Когда шум шагов за дверью стих, подполковник Глеб Сергеевич Горелый подошел к прутьям решетки.
– Привет, Бальзамов. – Родинка величиной с ноготь под правым глазом милиционера чуть задрожала.
– А вы кто?
– Потом узнаешь, а сейчас внимательно слушай. Вот здесь обломок бритвы. Я ее обернул кожей, – сказал Горелый, протягивая крохотный сверток, – спрячь между десной и щекой. Сегодня вечером, если не выйдешь из несознанки, Гусейнович кинет тебя в пресс-хату.
– Это там, где урки прессуют? – спросил Бальзамов.
– А ты осведомленный. Так вот. Когда окажешься в камере, лезвием руби здесь, – Горелый показал на сгиб локтевого сустава, – прямо по вене и здесь, на запястье. А потом, где хочешь. Главное – побольше крови.
– А что, урки крови испугаются?
– Глупый. Они нужны для того, чтобы сделать из тебя мешок с отбитыми потрохами, не оставляя синяков и никакого другого следа. К тому же тебя спасать для следствия будет нужно. Нам необходимо дотянуть до утра.

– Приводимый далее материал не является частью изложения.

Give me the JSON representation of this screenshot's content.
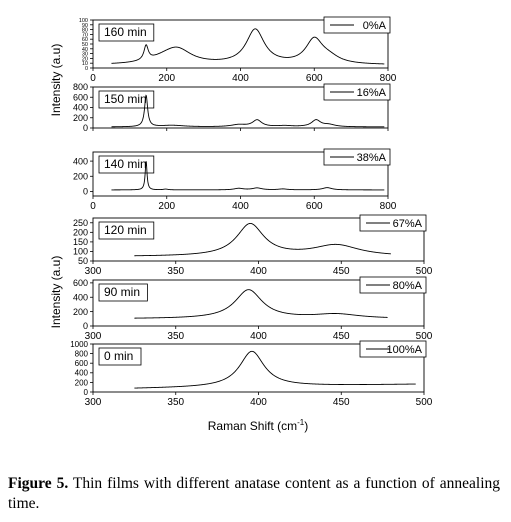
{
  "figure": {
    "ylabel_top": "Intensity (a.u)",
    "ylabel_bottom": "Intensity (a.u)",
    "xlabel": "Raman Shift (cm",
    "xlabel_sup": "-1",
    "xlabel_end": ")"
  },
  "caption": {
    "label": "Figure 5.",
    "text": " Thin films with different anatase content as a function of annealing time."
  },
  "chart_data": [
    {
      "type": "line",
      "panel_label": "160 min",
      "legend": "0%A",
      "xlim": [
        0,
        800
      ],
      "xticks": [
        0,
        200,
        400,
        600,
        800
      ],
      "show_xticklabels": true,
      "yticks": [
        0,
        10,
        20,
        30,
        40,
        50,
        60,
        70,
        80,
        90,
        100
      ],
      "yticklabels": [
        "0",
        "10",
        "20",
        "30",
        "40",
        "50",
        "60",
        "70",
        "80",
        "90",
        "100"
      ],
      "ylim": [
        0,
        100
      ],
      "baseline": {
        "x": [
          50,
          790
        ],
        "y": [
          6,
          6
        ]
      },
      "peaks": [
        {
          "x0": 144,
          "height": 30,
          "width": 7
        },
        {
          "x0": 200,
          "height": 12,
          "width": 55
        },
        {
          "x0": 230,
          "height": 26,
          "width": 45
        },
        {
          "x0": 440,
          "height": 72,
          "width": 30
        },
        {
          "x0": 600,
          "height": 50,
          "width": 28
        },
        {
          "x0": 640,
          "height": 12,
          "width": 35
        }
      ]
    },
    {
      "type": "line",
      "panel_label": "150 min",
      "legend": "16%A",
      "xlim": [
        0,
        800
      ],
      "xticks": [
        0,
        200,
        400,
        600,
        800
      ],
      "show_xticklabels": false,
      "yticks": [
        0,
        200,
        400,
        600,
        800
      ],
      "yticklabels": [
        "0",
        "200",
        "400",
        "600",
        "800"
      ],
      "ylim": [
        0,
        800
      ],
      "baseline": {
        "x": [
          50,
          790
        ],
        "y": [
          20,
          20
        ]
      },
      "peaks": [
        {
          "x0": 144,
          "height": 610,
          "width": 5
        },
        {
          "x0": 215,
          "height": 30,
          "width": 40
        },
        {
          "x0": 395,
          "height": 40,
          "width": 25
        },
        {
          "x0": 445,
          "height": 130,
          "width": 15
        },
        {
          "x0": 520,
          "height": 20,
          "width": 25
        },
        {
          "x0": 605,
          "height": 130,
          "width": 15
        },
        {
          "x0": 640,
          "height": 40,
          "width": 20
        }
      ]
    },
    {
      "type": "line",
      "panel_label": "140 min",
      "legend": "38%A",
      "xlim": [
        0,
        800
      ],
      "xticks": [
        0,
        200,
        400,
        600,
        800
      ],
      "show_xticklabels": true,
      "yticks": [
        0,
        200,
        400
      ],
      "yticklabels": [
        "0",
        "200",
        "400"
      ],
      "ylim": [
        -60,
        520
      ],
      "baseline": {
        "x": [
          50,
          790
        ],
        "y": [
          20,
          20
        ]
      },
      "peaks": [
        {
          "x0": 144,
          "height": 380,
          "width": 3
        },
        {
          "x0": 197,
          "height": 10,
          "width": 8
        },
        {
          "x0": 395,
          "height": 20,
          "width": 15
        },
        {
          "x0": 445,
          "height": 25,
          "width": 15
        },
        {
          "x0": 515,
          "height": 12,
          "width": 15
        },
        {
          "x0": 635,
          "height": 30,
          "width": 15
        }
      ]
    },
    {
      "type": "line",
      "panel_label": "120 min",
      "legend": "67%A",
      "xlim": [
        300,
        500
      ],
      "xticks": [
        300,
        350,
        400,
        450,
        500
      ],
      "show_xticklabels": true,
      "yticks": [
        50,
        100,
        150,
        200,
        250
      ],
      "yticklabels": [
        "50",
        "100",
        "150",
        "200",
        "250"
      ],
      "ylim": [
        50,
        275
      ],
      "baseline": {
        "x": [
          325,
          480
        ],
        "y": [
          73,
          73
        ]
      },
      "peaks": [
        {
          "x0": 395,
          "height": 168,
          "width": 10
        },
        {
          "x0": 447,
          "height": 58,
          "width": 17
        }
      ]
    },
    {
      "type": "line",
      "panel_label": "90 min",
      "legend": "80%A",
      "xlim": [
        300,
        500
      ],
      "xticks": [
        300,
        350,
        400,
        450,
        500
      ],
      "show_xticklabels": true,
      "yticks": [
        0,
        200,
        400,
        600
      ],
      "yticklabels": [
        "0",
        "200",
        "400",
        "600"
      ],
      "ylim": [
        0,
        640
      ],
      "baseline": {
        "x": [
          325,
          478
        ],
        "y": [
          100,
          100
        ]
      },
      "peaks": [
        {
          "x0": 394,
          "height": 400,
          "width": 10
        },
        {
          "x0": 447,
          "height": 60,
          "width": 17
        }
      ]
    },
    {
      "type": "line",
      "panel_label": "0 min",
      "legend": "100%A",
      "xlim": [
        300,
        500
      ],
      "xticks": [
        300,
        350,
        400,
        450,
        500
      ],
      "show_xticklabels": true,
      "yticks": [
        0,
        200,
        400,
        600,
        800,
        1000
      ],
      "yticklabels": [
        "0",
        "200",
        "400",
        "600",
        "800",
        "1000"
      ],
      "ylim": [
        0,
        1000
      ],
      "baseline": {
        "x": [
          325,
          495
        ],
        "y": [
          70,
          160
        ]
      },
      "peaks": [
        {
          "x0": 396,
          "height": 740,
          "width": 9
        }
      ]
    }
  ]
}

Пока зашьют руку, наложат жесткий бинт – пройдет время. К тому же врач вряд ли разрешит прямо после операции конвоировать тебя в камеру.

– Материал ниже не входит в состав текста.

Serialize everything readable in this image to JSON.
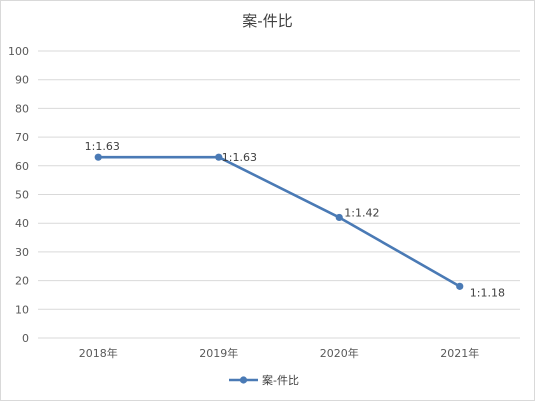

Бальзамову от всего этого просто хотелось заплакать, вцепившись в прутья решетки и просить, умолять этого пожилого человека – вытащить его отсюда. Хотелось почувствовать себя ребенком, и пусть взрослые сами решают его судьбу. А он бы только беспрекословно подчинялся, как в детстве, отцу или матери.
– Я все понял, – собрав остатки мужества в кулак, выдохнул он.
– Ну, тогда с Богом, – сказал Горелый и, заслышав шаги за дверью, отошел к столу дежурного.
– А вот и я, – дыхание дежурного было слегка учащенным. – Глеб Сергеевич, все куплено согласно списку.
– Вот спасибо, Володечка, дорогой. Я пойду, а не то моя старуха все морги на уши поднимет.
Примерно через час Бальзамов был на допросе у капитана Садыкова.
– Ну, что, великий молчальник, – Садыков поигрывал тонкой золотой авторучкой в смуглых пальцах, – запираешься дальше? Как ты уже понял, я человек интеллигентный и собственноручно выбивать показания не люблю.
– Конечно, нужно ведь двигаться вверх по лестнице жизни, – горько сыронизировал Вячеслав.
– Знаешь, господин Бальзак, а мне даже хочется, чтобы почки твои стали двумя ненужными тряпками, чтобы печень твоя застряла у тебя в глотке, а легкие болтались бесформенной слизью в кашляющей груди. Но и это не все. Знаешь, что будет с твоей талантливой литературной головой? Так я скажу. Мозг в твоем черепе после соответствующих действий будет напоминать ваш русский холодец, с одной маленькой извилиной от зековской шапки. Через некоторое время, на лице образуются две черные подглазины, под двумя ввалившимися органами зрения, кожа на лице пожелтеет и сморщится, как древний египетский папирус, спина ссутулится, а ноги будут передвигаться с невероятным трудом. Весь внешний облик изменится так, что даже мать родная не признает. Каждое движение будет отдаваться нестерпимой болью. Это и называется – стать овощем.